Thu, Sep 12, 2013 - Page 6 News List

Thailand to stick to peace talks despite fatal police ambush

AFP, BANGKOK

Five police officers were shot dead in an ambush in Thailand’s insurgency-hit south yesterday, officials said, but the government vowed the attack would not derail fragile peace efforts.

The shooting comes a day after two soldiers were killed in an attack at a school in the south by suspected rebels, apparently intent on disrupting the peace talks. Muslim-majority southern Thailand has suffered an insurgency for nearly a decade that has claimed thousands of lives.

Yesterday’s attack was carried out by gunmen in the back of a pick-up truck which swerved in front of a police vehicle, causing it to stop, according to police in Thung Yang Daeng District of Pattani Province.

The gunmen then opened fire and all “five police officers were killed” at the scene, police commander Kowit Rattanachot said.

The dead officers were part of an anti-smuggling unit, police official Chuachat Yaodam said, without speculating whether the incident was linked to illicit trade.

“The suspects are at large ... after the shooting, they scattered nails on the road,” Chuachat said, apparently to aid their escape.

In a separate incident about 15km away, a civilian was shot dead, he added.

Civilians have borne the brunt of the festering insurgency which has seen near-daily attacks.

Militants led by the Barisan Revolusi Nasional (BRN) rebel group are held responsible for orchestrating the violence in a bid to gain some autonomy for several provinces in Thailand’s deep south, which were annexed by the Buddhist kingdom a century ago.
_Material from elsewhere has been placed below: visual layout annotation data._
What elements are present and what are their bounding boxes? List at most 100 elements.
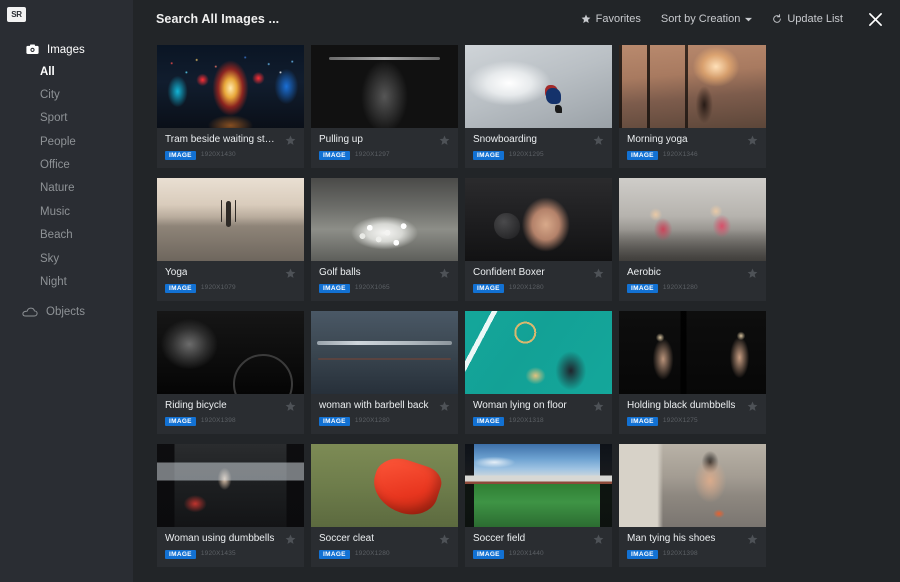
type-badge: IMAGE — [627, 417, 658, 426]
thumbnail-art — [619, 311, 766, 394]
search-input[interactable]: Search All Images ... — [156, 12, 279, 26]
image-card-meta: IMAGE 1920X1280 — [473, 284, 604, 293]
image-card[interactable]: Holding black dumbbells IMAGE 1920X1275 — [619, 311, 766, 434]
sidebar: SR Images All City Sport People Office Nature… — [0, 0, 133, 582]
favorite-star-icon[interactable] — [439, 401, 450, 412]
image-card[interactable]: Snowboarding IMAGE 1920X1295 — [465, 45, 612, 168]
favorite-star-icon[interactable] — [285, 401, 296, 412]
image-thumbnail[interactable] — [311, 311, 458, 394]
sidebar-item-beach[interactable]: Beach — [0, 224, 133, 247]
sidebar-item-city[interactable]: City — [0, 83, 133, 106]
image-card-header: Morning yoga — [627, 134, 758, 146]
image-thumbnail[interactable] — [465, 311, 612, 394]
image-card[interactable]: Woman lying on floor IMAGE 1920X1318 — [465, 311, 612, 434]
image-card[interactable]: Woman using dumbbells IMAGE 1920X1435 — [157, 444, 304, 567]
image-card-header: Soccer cleat — [319, 533, 450, 545]
image-thumbnail[interactable] — [157, 311, 304, 394]
image-card-info: Snowboarding IMAGE 1920X1295 — [465, 128, 612, 168]
favorite-star-icon[interactable] — [747, 534, 758, 545]
image-resolution: 1920X1079 — [200, 284, 236, 292]
type-badge: IMAGE — [165, 417, 196, 426]
type-badge: IMAGE — [165, 284, 196, 293]
image-card[interactable]: Confident Boxer IMAGE 1920X1280 — [465, 178, 612, 301]
sidebar-section-objects[interactable]: Objects — [0, 300, 133, 323]
image-thumbnail[interactable] — [157, 178, 304, 261]
image-card[interactable]: Soccer cleat IMAGE 1920X1280 — [311, 444, 458, 567]
image-thumbnail[interactable] — [465, 45, 612, 128]
sidebar-item-all[interactable]: All — [0, 60, 133, 83]
favorite-star-icon[interactable] — [593, 534, 604, 545]
image-card[interactable]: Soccer field IMAGE 1920X1440 — [465, 444, 612, 567]
favorite-star-icon[interactable] — [439, 268, 450, 279]
image-thumbnail[interactable] — [157, 45, 304, 128]
sidebar-item-sky[interactable]: Sky — [0, 247, 133, 270]
image-card-meta: IMAGE 1920X1440 — [473, 550, 604, 559]
image-resolution: 1920X1398 — [662, 550, 698, 558]
image-card[interactable]: Yoga IMAGE 1920X1079 — [157, 178, 304, 301]
favorite-star-icon[interactable] — [439, 135, 450, 146]
image-resolution: 1920X1440 — [508, 550, 544, 558]
image-card[interactable]: Riding bicycle IMAGE 1920X1398 — [157, 311, 304, 434]
favorite-star-icon[interactable] — [439, 534, 450, 545]
favorite-star-icon[interactable] — [747, 268, 758, 279]
sidebar-item-people[interactable]: People — [0, 130, 133, 153]
image-card[interactable]: Tram beside waiting station IMAGE 1920X143… — [157, 45, 304, 168]
image-thumbnail[interactable] — [619, 45, 766, 128]
image-title: Soccer field — [473, 533, 526, 544]
image-card-meta: IMAGE 1920X1297 — [319, 151, 450, 160]
image-card-info: Woman using dumbbells IMAGE 1920X1435 — [157, 527, 304, 567]
image-card[interactable]: woman with barbell back IMAGE 1920X1280 — [311, 311, 458, 434]
image-resolution: 1920X1435 — [200, 550, 236, 558]
update-list-label: Update List — [787, 13, 843, 25]
image-thumbnail[interactable] — [465, 444, 612, 527]
image-card-meta: IMAGE 1920X1280 — [319, 550, 450, 559]
image-card-info: Pulling up IMAGE 1920X1297 — [311, 128, 458, 168]
favorite-star-icon[interactable] — [285, 268, 296, 279]
image-thumbnail[interactable] — [311, 45, 458, 128]
favorite-star-icon[interactable] — [285, 135, 296, 146]
sidebar-item-nature[interactable]: Nature — [0, 177, 133, 200]
sidebar-item-office[interactable]: Office — [0, 154, 133, 177]
image-card-meta: IMAGE 1920X1275 — [627, 417, 758, 426]
update-list-button[interactable]: Update List — [772, 13, 843, 25]
image-thumbnail[interactable] — [157, 444, 304, 527]
sidebar-item-music[interactable]: Music — [0, 200, 133, 223]
image-card-header: Aerobic — [627, 267, 758, 279]
thumbnail-art — [465, 311, 612, 394]
thumbnail-art — [157, 444, 304, 527]
image-thumbnail[interactable] — [311, 444, 458, 527]
image-card-info: Riding bicycle IMAGE 1920X1398 — [157, 394, 304, 434]
image-card[interactable]: Pulling up IMAGE 1920X1297 — [311, 45, 458, 168]
close-button[interactable] — [865, 9, 885, 29]
sidebar-item-sport[interactable]: Sport — [0, 107, 133, 130]
sort-dropdown[interactable]: Sort by Creation — [661, 13, 753, 25]
image-card-info: Holding black dumbbells IMAGE 1920X1275 — [619, 394, 766, 434]
favorite-star-icon[interactable] — [593, 135, 604, 146]
image-card[interactable]: Golf balls IMAGE 1920X1065 — [311, 178, 458, 301]
image-card-header: Yoga — [165, 267, 296, 279]
image-card[interactable]: Aerobic IMAGE 1920X1280 — [619, 178, 766, 301]
sidebar-section-images[interactable]: Images — [0, 39, 133, 60]
favorite-star-icon[interactable] — [747, 401, 758, 412]
image-card[interactable]: Morning yoga IMAGE 1920X1346 — [619, 45, 766, 168]
favorite-star-icon[interactable] — [593, 401, 604, 412]
favorite-star-icon[interactable] — [747, 135, 758, 146]
image-card[interactable]: Man tying his shoes IMAGE 1920X1398 — [619, 444, 766, 567]
thumbnail-art — [311, 311, 458, 394]
image-thumbnail[interactable] — [619, 311, 766, 394]
image-thumbnail[interactable] — [619, 178, 766, 261]
type-badge: IMAGE — [473, 417, 504, 426]
image-resolution: 1920X1280 — [508, 284, 544, 292]
sidebar-item-night[interactable]: Night — [0, 270, 133, 293]
app-logo[interactable]: SR — [7, 7, 26, 22]
type-badge: IMAGE — [627, 284, 658, 293]
image-resolution: 1920X1346 — [662, 151, 698, 159]
image-thumbnail[interactable] — [465, 178, 612, 261]
favorites-button[interactable]: Favorites — [581, 13, 641, 25]
image-title: Snowboarding — [473, 134, 537, 145]
favorite-star-icon[interactable] — [593, 268, 604, 279]
image-thumbnail[interactable] — [311, 178, 458, 261]
favorite-star-icon[interactable] — [285, 534, 296, 545]
image-thumbnail[interactable] — [619, 444, 766, 527]
thumbnail-art — [619, 444, 766, 527]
The ongoing attacks come despite several rounds of peace talks, hosted by Malaysia, between the Thai authorities and the BRN.

After yesterday’s shooting, Thai chief negotiator Paradorn Pattanatabu said talks would continue.

“The more they kill, the more we need to have the meetings so we can find out why and who committed the incidents,” Paradorn, head of the Thai National Security Council, told reporters.

“The talks must continue,” he said, echoing comments on Tuesday in which he said new discussions should be held next month.